E a Star Grog explodiu violentamente, tendo seus pedaços espalhados para todos os lados. Não muito tempo depois, seria a vez de Klaxon. Sem maiores sistemas de defesa, o planeta vernacular foi sendo atingido continuamente por disparos de Progressão Continuada, até desmanchar-se no espaço: em frases curtas, em subordinadas sem a oração principal, em toda sorte de usos e abusos contra a regência e flexão. Espalharam-se pontos e vírgulas por todos os rincões do Universo. Sem que dessem um só segundo de trégua, os cacofitianos retomaram as conquistas até cair em suas mãos toda a Galáxia de Contaurus.
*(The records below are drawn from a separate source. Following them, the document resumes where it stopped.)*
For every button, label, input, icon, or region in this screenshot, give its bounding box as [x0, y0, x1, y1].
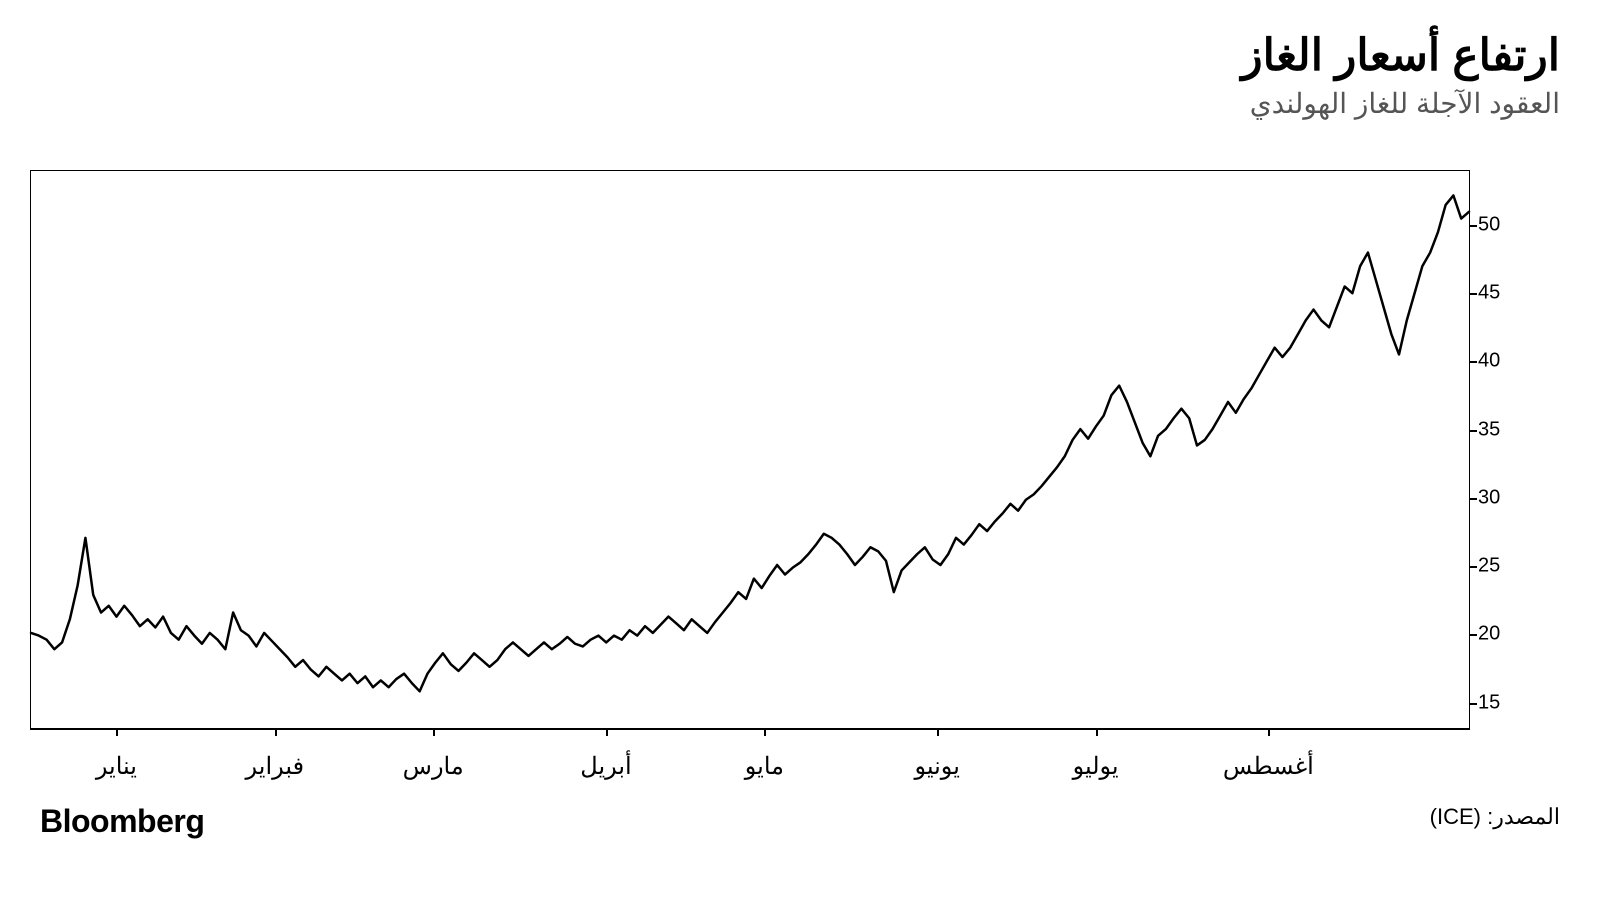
y-tick: [1469, 634, 1477, 636]
x-tick: [937, 728, 939, 736]
y-tick: [1469, 498, 1477, 500]
y-tick-label: 20: [1478, 623, 1500, 646]
brand-text: Bloomberg: [40, 803, 204, 840]
x-tick: [275, 728, 277, 736]
y-tick: [1469, 225, 1477, 227]
y-tick-label: 45: [1478, 281, 1500, 304]
x-tick-label: أبريل: [580, 752, 631, 781]
x-tick: [433, 728, 435, 736]
y-tick: [1469, 430, 1477, 432]
x-tick-label: أغسطس: [1223, 752, 1314, 781]
x-tick-label: يناير: [96, 752, 137, 781]
x-tick: [764, 728, 766, 736]
x-tick-label: مارس: [403, 752, 464, 781]
x-tick: [606, 728, 608, 736]
y-tick-label: 40: [1478, 350, 1500, 373]
y-tick-label: 50: [1478, 213, 1500, 236]
chart-title: ارتفاع أسعار الغاز: [1241, 30, 1560, 81]
chart-subtitle: العقود الآجلة للغاز الهولندي: [1241, 87, 1560, 120]
y-tick-label: 35: [1478, 418, 1500, 441]
y-tick-label: 30: [1478, 486, 1500, 509]
y-tick: [1469, 293, 1477, 295]
source-text: المصدر: (ICE): [1430, 804, 1560, 830]
x-tick-label: يونيو: [914, 752, 959, 781]
y-tick: [1469, 361, 1477, 363]
x-tick: [1268, 728, 1270, 736]
x-tick: [1096, 728, 1098, 736]
chart-plot-area: [30, 170, 1470, 730]
y-tick: [1469, 566, 1477, 568]
line-chart-svg: [31, 171, 1469, 728]
y-axis-labels: 15 20 25 30 35 40 45 50: [1478, 170, 1518, 730]
x-tick-label: مايو: [745, 752, 784, 781]
y-tick: [1469, 703, 1477, 705]
x-axis-labels: يناير فبراير مارس أبريل مايو يونيو يوليو أغسطس: [30, 740, 1470, 780]
y-tick-label: 25: [1478, 555, 1500, 578]
x-tick-label: فبراير: [246, 752, 305, 781]
x-tick: [116, 728, 118, 736]
x-tick-label: يوليو: [1073, 752, 1119, 781]
y-tick-label: 15: [1478, 691, 1500, 714]
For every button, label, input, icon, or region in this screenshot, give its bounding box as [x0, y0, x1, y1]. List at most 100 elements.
Agora, sem o inimigo para ditar regras ou padrões de norma culta, os cacofitianos festejaram. Foram mais de trinta dias de grandes comemorações. Durante um mês inteiro, multidões gritaram e festejaram pelas ruas de Cacofitus emitindo seu inabalável grito de guerra: “Tá dominado, tá tudo dominado”.

Ao saber da destruição de seu planeta, Woj informou aos subordinados que, por falta de alto comando e de planeta natal, passariam a habitar em Androgênia — lugar de origem da inesquecível Éssen, princesa dos hermafrofitas Long Dong. Tal ordem causou grande rebuliço entre a tripulação. Temendo um motim, voltou atrás e decidiu realizar um pleito democrático no Quarto dos Espelhos — pois, neste local, não haveria como ocorrerem fraudes. Todos concordaram. Foram sugeridos doze planetas. O mais estranho é que Androgênia acabou sendo escolhido como o futuro planeta natal com a quase totalidade dos votos. Em seguida, pouco se comentou sobre o assunto.

Quanto a Lexicus, conseguiu ser recolhido por Woj antes da mudança deles para o exótico planeta. Convidado para que os acompanhasse, Lexicus recusou. Um sentimento enorme de culpa invadira a sua alma; tornara-se insuportável conviver com a morte de seus amigos, assim como com a destruição de todo um planeta. Não conseguindo mais suportar sua própria existência, pediu para Woj que o levasse para o único lugar possível de se viver com aquele eterno sentimento de culpa: para o Planeta Terra, em um templo nos arredores de Praga — onde, em poucos anos, após o domínio da vírgula, acabou se tornando um dos maiores líderes entre os Monges Kafkianos de todos os tempos.